For the following pair of functions, f(x)-x+2, g(x)-√x-1
find each of the following and state its domain:
a.) find (f+g)(x)
b.)find (f-g) (x)
c.) find (fg)(x)
d.) find (ff)(x)
e.)Find (f/g)(x)
looks like a typo in both functions.
is it f(x) = x+2 or f(x) = -x+2 ?
same for the other one.
To find the given expressions and their domains, we'll start with the basic operations of addition, subtraction, multiplication, and division.
a) To find (f+g)(x), we need to add the functions f(x) and g(x):
(f+g)(x) = f(x) + g(x)
= (x+2) + (√x-1)
= x + 2 + √x - 1
The domain of (f+g)(x) will be the intersection of the domains of f(x) and g(x).
For f(x) = x+2, the domain is all real numbers since there are no restrictions.
For g(x) = √x - 1, the domain is x ≥ 0 (non-negative real numbers) because we cannot take the square root of a negative number.
Therefore, the domain of (f+g)(x) will be x ≥ 0.
b) To find (f-g)(x), we need to subtract g(x) from f(x):
(f-g)(x) = f(x) - g(x)
= (x+2) - (√x-1)
= x + 2 - √x + 1
The domain of (f-g)(x) will also be x ≥ 0 because we have the same functions involved as in (a).

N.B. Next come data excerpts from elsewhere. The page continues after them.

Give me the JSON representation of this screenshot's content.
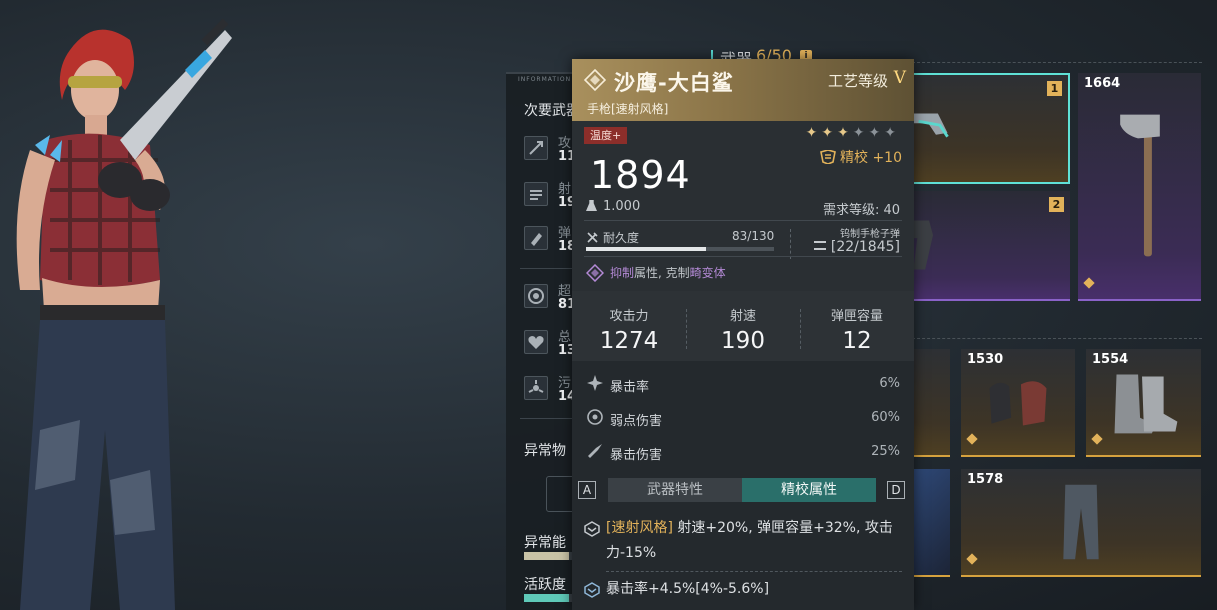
{
  "stats_panel": {
    "tag": "INFORMATION",
    "section_title": "次要武器",
    "stats": [
      {
        "icon": "attack-icon",
        "label": "攻",
        "value": "11"
      },
      {
        "icon": "fire-rate-icon",
        "label": "射",
        "value": "19"
      },
      {
        "icon": "magazine-icon",
        "label": "弹",
        "value": "18"
      },
      {
        "icon": "super-icon",
        "label": "超",
        "value": "81"
      },
      {
        "icon": "health-icon",
        "label": "总",
        "value": "13"
      },
      {
        "icon": "pollution-icon",
        "label": "污",
        "value": "14"
      }
    ],
    "anomaly_material": "异常物",
    "anomaly_energy": "异常能",
    "activity": "活跃度",
    "anomaly_energy_level": 0.55,
    "activity_level": 0.55
  },
  "inventory": {
    "label": "武器",
    "count": "6/50",
    "info_icon": "i",
    "slots": [
      {
        "id": "slot-1",
        "rank": "1",
        "style": "gold",
        "selected": true
      },
      {
        "id": "slot-axe",
        "number": "1664",
        "style": "purple"
      },
      {
        "id": "slot-2",
        "rank": "2",
        "style": "purple"
      },
      {
        "id": "slot-armor-a",
        "style": "gold"
      },
      {
        "id": "slot-gloves",
        "number": "1530",
        "style": "gold"
      },
      {
        "id": "slot-boots",
        "number": "1554",
        "style": "gold"
      },
      {
        "id": "slot-armor-b",
        "style": "gold"
      },
      {
        "id": "slot-pants",
        "number": "1578",
        "style": "gold"
      }
    ]
  },
  "tooltip": {
    "name": "沙鹰-大白鲨",
    "craft_label": "工艺等级",
    "craft_level": "V",
    "subtitle": "手枪[速射风格]",
    "temp_tag": "温度+",
    "stars_total": 6,
    "stars_filled": 3,
    "refine_label": "精校 +10",
    "power": "1894",
    "weight": "1.000",
    "requirement": "需求等级: 40",
    "durability_label": "耐久度",
    "durability_value": "83/130",
    "durability_current": 83,
    "durability_max": 130,
    "ammo_name": "钨制手枪子弹",
    "ammo_count": "[22/1845]",
    "suppress_highlight1": "抑制",
    "suppress_text1": "属性, 克制",
    "suppress_highlight2": "畸变体",
    "main_stats": [
      {
        "label": "攻击力",
        "value": "1274"
      },
      {
        "label": "射速",
        "value": "190"
      },
      {
        "label": "弹匣容量",
        "value": "12"
      }
    ],
    "sub_stats": [
      {
        "label": "暴击率",
        "value": "6%"
      },
      {
        "label": "弱点伤害",
        "value": "60%"
      },
      {
        "label": "暴击伤害",
        "value": "25%"
      }
    ],
    "tabs": {
      "key_left": "A",
      "key_right": "D",
      "tab1": "武器特性",
      "tab2": "精校属性"
    },
    "perk1_tag": "[速射风格]",
    "perk1_text": " 射速+20%, 弹匣容量+32%, 攻击力-15%",
    "perk2_text": "暴击率+4.5%[4%-5.6%]",
    "colors": {
      "gold": "#e2b25a",
      "teal": "#2a6f6a",
      "purple": "#b48ad6",
      "red_tag": "#8c2e2a"
    }
  }
}
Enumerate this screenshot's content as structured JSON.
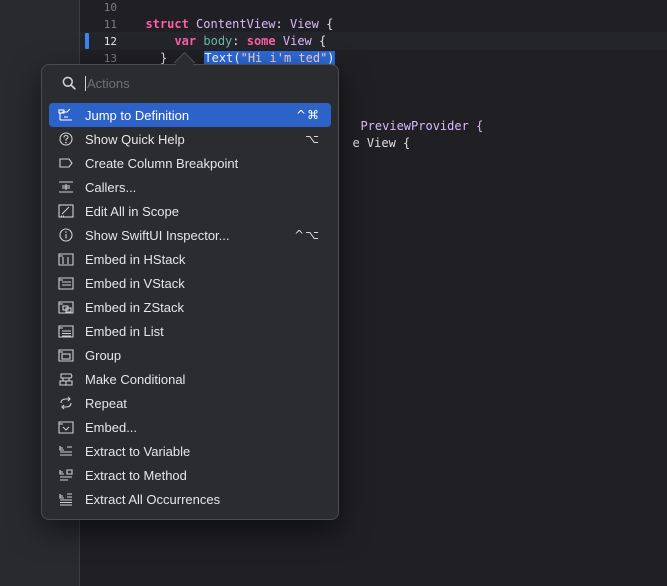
{
  "editor": {
    "lines": [
      {
        "num": "10",
        "text": "struct ContentView: View {"
      },
      {
        "num": "11",
        "text": "var body: some View {"
      },
      {
        "num": "12",
        "text": "Text(\"Hi i'm ted\")"
      },
      {
        "num": "13",
        "text": "}"
      }
    ],
    "partial_line_1": "PreviewProvider {",
    "partial_line_2": "e View {"
  },
  "popover": {
    "search_placeholder": "Actions",
    "items": [
      {
        "label": "Jump to Definition",
        "shortcut": "^⌘",
        "icon": "jump-icon",
        "selected": true
      },
      {
        "label": "Show Quick Help",
        "shortcut": "⌥",
        "icon": "question-icon"
      },
      {
        "label": "Create Column Breakpoint",
        "shortcut": "",
        "icon": "breakpoint-icon"
      },
      {
        "label": "Callers...",
        "shortcut": "",
        "icon": "callers-icon"
      },
      {
        "label": "Edit All in Scope",
        "shortcut": "",
        "icon": "edit-scope-icon"
      },
      {
        "label": "Show SwiftUI Inspector...",
        "shortcut": "^⌥",
        "icon": "info-icon"
      },
      {
        "label": "Embed in HStack",
        "shortcut": "",
        "icon": "hstack-icon"
      },
      {
        "label": "Embed in VStack",
        "shortcut": "",
        "icon": "vstack-icon"
      },
      {
        "label": "Embed in ZStack",
        "shortcut": "",
        "icon": "zstack-icon"
      },
      {
        "label": "Embed in List",
        "shortcut": "",
        "icon": "list-icon"
      },
      {
        "label": "Group",
        "shortcut": "",
        "icon": "group-icon"
      },
      {
        "label": "Make Conditional",
        "shortcut": "",
        "icon": "conditional-icon"
      },
      {
        "label": "Repeat",
        "shortcut": "",
        "icon": "repeat-icon"
      },
      {
        "label": "Embed...",
        "shortcut": "",
        "icon": "embed-icon"
      },
      {
        "label": "Extract to Variable",
        "shortcut": "",
        "icon": "extract-variable-icon"
      },
      {
        "label": "Extract to Method",
        "shortcut": "",
        "icon": "extract-method-icon"
      },
      {
        "label": "Extract All Occurrences",
        "shortcut": "",
        "icon": "extract-all-icon"
      }
    ]
  },
  "colors": {
    "selection": "#2d63c8",
    "keyword": "#fc5fa3",
    "type": "#dabaff",
    "string": "#fc6a5d"
  }
}
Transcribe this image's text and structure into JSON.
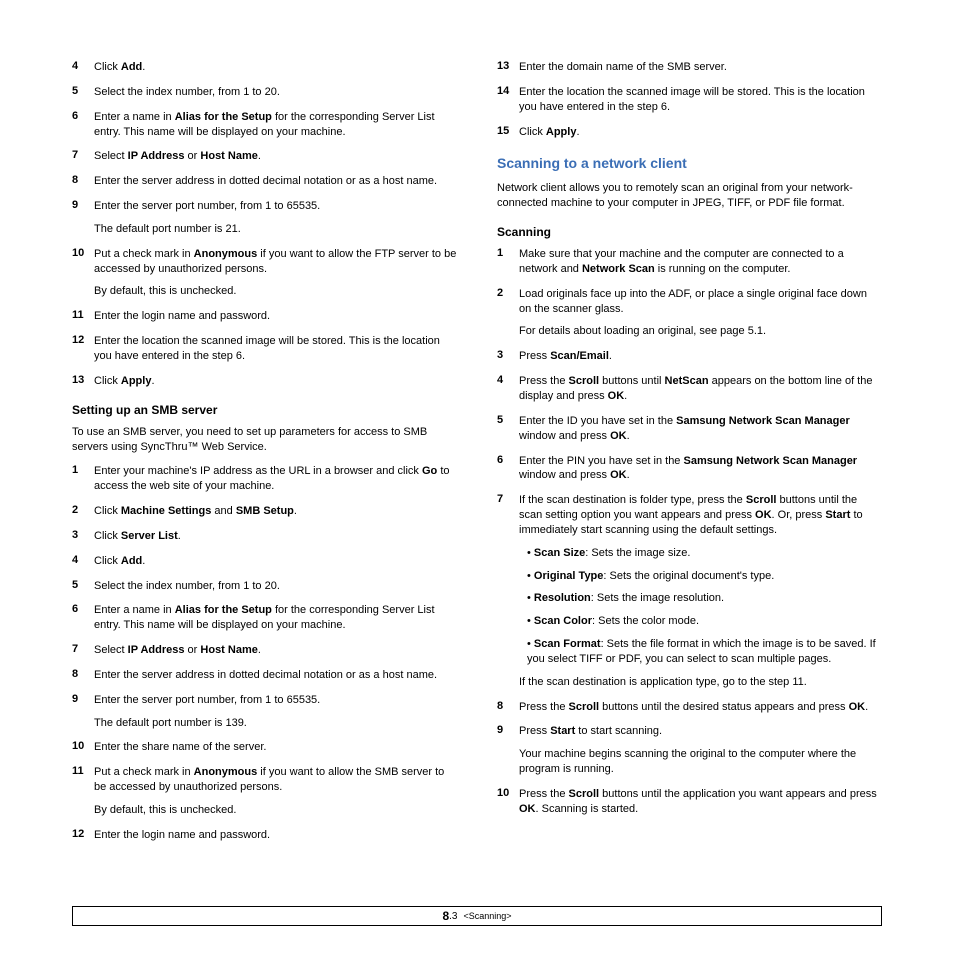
{
  "left": {
    "steps_a": [
      {
        "n": "4",
        "t": "Click <b>Add</b>."
      },
      {
        "n": "5",
        "t": "Select the index number, from 1 to 20."
      },
      {
        "n": "6",
        "t": "Enter a name in <b>Alias for the Setup</b> for the corresponding Server List entry. This name will be displayed on your machine."
      },
      {
        "n": "7",
        "t": "Select <b>IP Address</b> or <b>Host Name</b>."
      },
      {
        "n": "8",
        "t": "Enter the server address in dotted decimal notation or as a host name."
      },
      {
        "n": "9",
        "t": "Enter the server port number, from 1 to 65535.",
        "sub": "The default port number is 21."
      },
      {
        "n": "10",
        "t": "Put a check mark in <b>Anonymous</b> if you want to allow the FTP server to be accessed by unauthorized persons.",
        "sub": "By default, this is unchecked."
      },
      {
        "n": "11",
        "t": "Enter the login name and password."
      },
      {
        "n": "12",
        "t": "Enter the location the scanned image will be stored. This is the location you have entered in the step 6."
      },
      {
        "n": "13",
        "t": "Click <b>Apply</b>."
      }
    ],
    "smb_head": "Setting up an SMB server",
    "smb_intro": "To use an SMB server, you need to set up parameters for access to SMB servers using SyncThru™ Web Service.",
    "steps_b": [
      {
        "n": "1",
        "t": "Enter your machine's IP address as the URL in a browser and click <b>Go</b> to access the web site of your machine."
      },
      {
        "n": "2",
        "t": "Click <b>Machine Settings</b> and <b>SMB Setup</b>."
      },
      {
        "n": "3",
        "t": "Click <b>Server List</b>."
      },
      {
        "n": "4",
        "t": "Click <b>Add</b>."
      },
      {
        "n": "5",
        "t": "Select the index number, from 1 to 20."
      },
      {
        "n": "6",
        "t": "Enter a name in <b>Alias for the Setup</b> for the corresponding Server List entry. This name will be displayed on your machine."
      },
      {
        "n": "7",
        "t": "Select <b>IP Address</b> or <b>Host Name</b>."
      },
      {
        "n": "8",
        "t": "Enter the server address in dotted decimal notation or as a host name."
      },
      {
        "n": "9",
        "t": "Enter the server port number, from 1 to 65535.",
        "sub": "The default port number is 139."
      },
      {
        "n": "10",
        "t": "Enter the share name of the server."
      },
      {
        "n": "11",
        "t": "Put a check mark in <b>Anonymous</b> if you want to allow the SMB server to be accessed by unauthorized persons.",
        "sub": "By default, this is unchecked."
      },
      {
        "n": "12",
        "t": "Enter the login name and password."
      }
    ]
  },
  "right": {
    "steps_c": [
      {
        "n": "13",
        "t": "Enter the domain name of the SMB server."
      },
      {
        "n": "14",
        "t": "Enter the location the scanned image will be stored. This is the location you have entered in the step 6."
      },
      {
        "n": "15",
        "t": "Click <b>Apply</b>."
      }
    ],
    "nc_head": "Scanning to a network client",
    "nc_intro": "Network client allows you to remotely scan an original from your network-connected machine to your computer in JPEG, TIFF, or PDF file format.",
    "scan_head": "Scanning",
    "steps_d": [
      {
        "n": "1",
        "t": "Make sure that your machine and the computer are connected to a network and <b>Network Scan</b> is running on the computer."
      },
      {
        "n": "2",
        "t": "Load originals face up into the ADF, or place a single original face down on the scanner glass.",
        "sub": "For details about loading an original, see page 5.1."
      },
      {
        "n": "3",
        "t": "Press <b>Scan/Email</b>."
      },
      {
        "n": "4",
        "t": "Press the <b>Scroll</b> buttons until <b>NetScan</b> appears on the bottom line of the display and press <b>OK</b>."
      },
      {
        "n": "5",
        "t": "Enter the ID you have set in the <b>Samsung Network Scan Manager</b> window and press <b>OK</b>."
      },
      {
        "n": "6",
        "t": "Enter the PIN you have set in the <b>Samsung Network Scan Manager</b> window and press <b>OK</b>."
      },
      {
        "n": "7",
        "t": "If the scan destination is folder type, press the <b>Scroll</b> buttons until the scan setting option you want appears and press <b>OK</b>. Or, press <b>Start</b> to immediately start scanning using the default settings.",
        "bullets": [
          "<b>Scan Size</b>: Sets the image size.",
          "<b>Original Type</b>: Sets the original document's type.",
          "<b>Resolution</b>: Sets the image resolution.",
          "<b>Scan Color</b>: Sets the color mode.",
          "<b>Scan Format</b>: Sets the file format in which the image is to be saved. If you select TIFF or PDF, you can select to scan multiple pages."
        ],
        "sub": "If the scan destination is application type, go to the step 11."
      },
      {
        "n": "8",
        "t": "Press the <b>Scroll</b> buttons until the desired status appears and press <b>OK</b>."
      },
      {
        "n": "9",
        "t": "Press <b>Start</b> to start scanning.",
        "sub": "Your machine begins scanning the original to the computer where the program is running."
      },
      {
        "n": "10",
        "t": "Press the <b>Scroll</b> buttons until the application you want appears and press <b>OK</b>. Scanning is started."
      }
    ]
  },
  "footer": {
    "page": "8",
    "sub": ".3",
    "chapter": "<Scanning>"
  }
}
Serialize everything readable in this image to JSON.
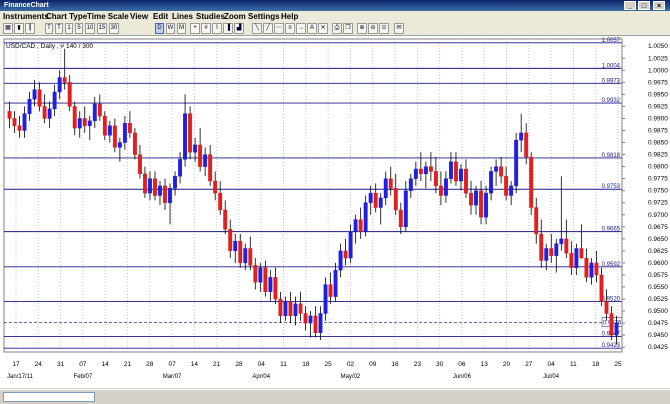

c) To find (fg)(x), we need to multiply f(x) and g(x):
(fg)(x) = f(x) * g(x)
= (x+2) * (√x-1)
= x√x - x + 2√x - 2
The domain of (fg)(x) will be x ≥ 0 as we have the same functions involved again.
d) To find (ff)(x), we need to use the function f(x) as input for itself:
(ff)(x) = f(f(x))
= f(x+2)
= (x+2) + 2 = x + 4
The domain of (ff)(x) will also be all real numbers since there are no restrictions.
e) To find (f/g)(x), we need to divide f(x) by g(x):
(f/g)(x) = f(x) / g(x)
= (x+2) / (√x-1)
The domain of (f/g)(x) will be x > 1, as we have the square root involved, and the denominator cannot be equal to zero.
In summary, we have:
a) (f+g)(x) = x + 2 + √x - 1; Domain: x ≥ 0
b) (f-g)(x) = x + 2 - √x + 1; Domain: x ≥ 0
c) (fg)(x) = x√x - x + 2√x - 2; Domain: x ≥ 0
d) (ff)(x) = x + 4; Domain: All real numbers
e) (f/g)(x) = (x+2) / (√x-1); Domain: x > 1